Re: [gauleyguide] Question re slider up jumps
gauleyguide wrote:
I think the theory is the lower you go means more track time which means more object separation which means more time to deal with the off heading.
If you take this logic and extend it to the extreme, you will come up with something like what Dwain Weston wrote in an article once.
Paraphrased: Your 'safest' opening height is such that you would land on the ground before hitting any object regardless of opening heading and direction of canopy flight.
This of course is based on the theory that object strikes are your biggest danger.
There is definitely logical merit to this theory, but it also means your window for pull time is dependent on object height and your trajectory from said object.
On slider-off objects that window could easily be much smaller than the normal variability in the deployment process and so using that strategy on too low of an object will eventually result in you hitting the ground without a flying parachute overhead (much like Dwain wrote somewhere about freefalling really low objects). That is of course assuming you have superhuman abilities to track time and altitude and pull with nano-second precision.
On slider-up objects, given the right combination of height, shape, trajectory and winds, sometimes you can quite safely apply this theory.

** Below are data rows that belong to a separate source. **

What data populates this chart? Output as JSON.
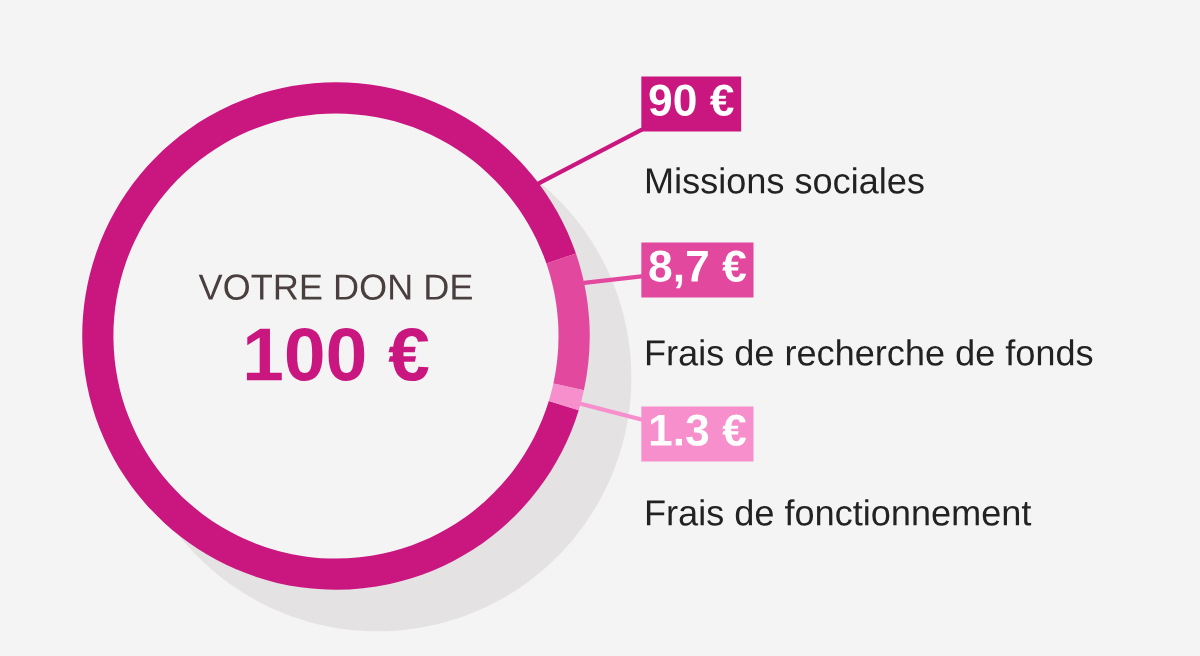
{
  "chart_data": {
    "type": "donut",
    "categories": [
      "Missions sociales",
      "Frais de recherche de fonds",
      "Frais de fonctionnement"
    ],
    "values": [
      90,
      8.7,
      1.3
    ],
    "value_labels": [
      "90 €",
      "8,7 €",
      "1.3 €"
    ],
    "colors": [
      "#c9177f",
      "#e3489f",
      "#f78fcd"
    ],
    "annotations": [
      "VOTRE DON DE",
      "100 €"
    ],
    "legend": "right"
  }
}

It's all about knowing what size the window is that starts at:
-pulling low enough that you'd land before hitting the object if you had a 180 and tons of linetwists
and ends at:
-pulling so low that you will have a flying canopy overhead and a single digit second canopy ride
Compare the size of that window with the normal variability in height used during deployment for your system at the relevant airspeed and you should have some idea of whether you choose to apply that approach.
Now,
please do not ask me for numbers on any of these times/heights/variabilities, because no-one has accurate data of a statistically valid sample size.